UÇAK OLAYI: Bir ihmal var mı? Bir tedbirsizlik söz konusu mu? Pilot hatası mı? Şirket hatası mı? Kule hatası mı? Bu kaza olmayabilir miydi? Kusur kimde? Muhakkak üzerine gidilmeli.
SPARTAKÜS ÖLDÜ
“DÖNE döne seyrettiğin filmler listesi yap” deseler.
Kubrick Amca’nın çektiği “Spartaküs” adlı filmi, muhakkak ilk 5’e koyardım.
*
O ne destansı bir filmdir! O ne muazzam bir anlatıdır! O ne muhteşem bir üç saattir!
*
“Spartaküs” filminin en temel unsuruydu Kirk Douglas!
Öfkeli köleyi canlandırışı da, gladyatör okulundaki inandırıcı tavrı da, isyan sırasında yaşadığı aşk da, köleler ordusuna hükmedişi de, çarmıha gerilirken çıkardığı oyunculuk da...
Dört dörtlüktü.
*
Hiçbir filmde rol almamış
olsa da...
“Spartaküs” filmindeki başarısı, 103 yıllık ömrüne yeter de artardı bile Kirk Douglas’ın.
*
Sevmediğim bir temenni cümlesiyle veda edeceğim kendisine:
Işıklar içinde uyu Kirk Baba!
Spartaküs aşkına!
DAVUTOĞLU DÖNEMİNDE BASIN ÖZGÜRLÜĞÜ
GAZETELERİN yazıişlerinde çalışanlar diyorlar ki:
“Ahmet Davutoğlu döneminde çektiğimiz çileyi hiçbir dönemde çekmedik.”
*
Davutoğlu’nun başbakanlığı dönemi, gazeteler için şöyle geçmiş:
*
“Onu şu kadar santim verdin, bizi şu kadar santim verdin” diye hesap sormalarla...
*
Azıcık bir eleştiri karşısında anında “boykot” sopası gösterip yüz vermemelerle...
*
Danışmanlar aracılığıyla yazıişlerinin tepesinde sürekli boza pişirmelerle...
*
Aynı Davutoğlu, bugün çıkmış...
“Özgür basın” nutukları atıyor.
*
Atsın, tabii atsın...
Ama önce başbakanlığı döneminde basına yönelik davranışlarının bir özeleştirisi versin.
ELİMDE İKİ KİTAP
ÖYLE GEÇER Kİ ZAMAN: Felsefe profesörü Teoman Duralı’nın anılarının yer aldığı bu kitaba bayıldım. Keskin gözlemler, önemli tespitler, su gibi akıp giden çok ilginç bir hayat, nevi şahsına münhasır bir kişilik... Hepsi ama hepsi var kitapta... Gazeteci Ali Değirmenci sormuş, Teoman Duralı konuşmuş... Elimden düşürmeden okuyorum bu kitabı.
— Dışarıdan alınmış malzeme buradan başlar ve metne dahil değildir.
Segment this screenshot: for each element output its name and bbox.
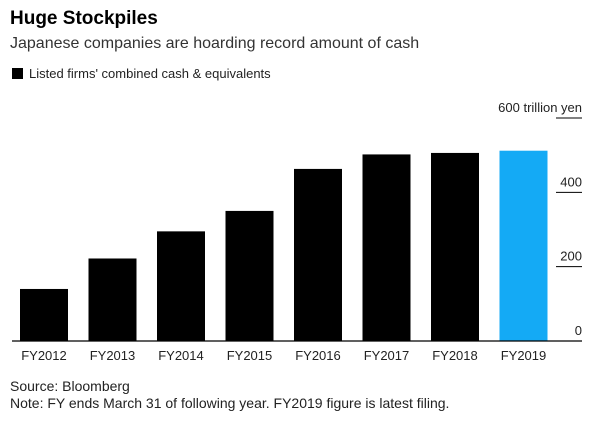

TURNANIN TÜRKÜSÜ: Orta Anadolu’nun bülbülüdür Bedia Akartürk. Neşet Baba’nın hanım versiyonudur. Nasıl bir macera yaşamış, türkü dünyasına nasıl girmiş, kimlerle arkadaşlık etmiş, yükselişi nasıl olmuş? Hepsini anlatıyor “Turnanın Türküsü” kitabında... Hep merak etmişimdir Bedia Hanım’ı... Gazeteci Tolgahan Vurgun’un hazırladığı kitabı iştahla okuyorum.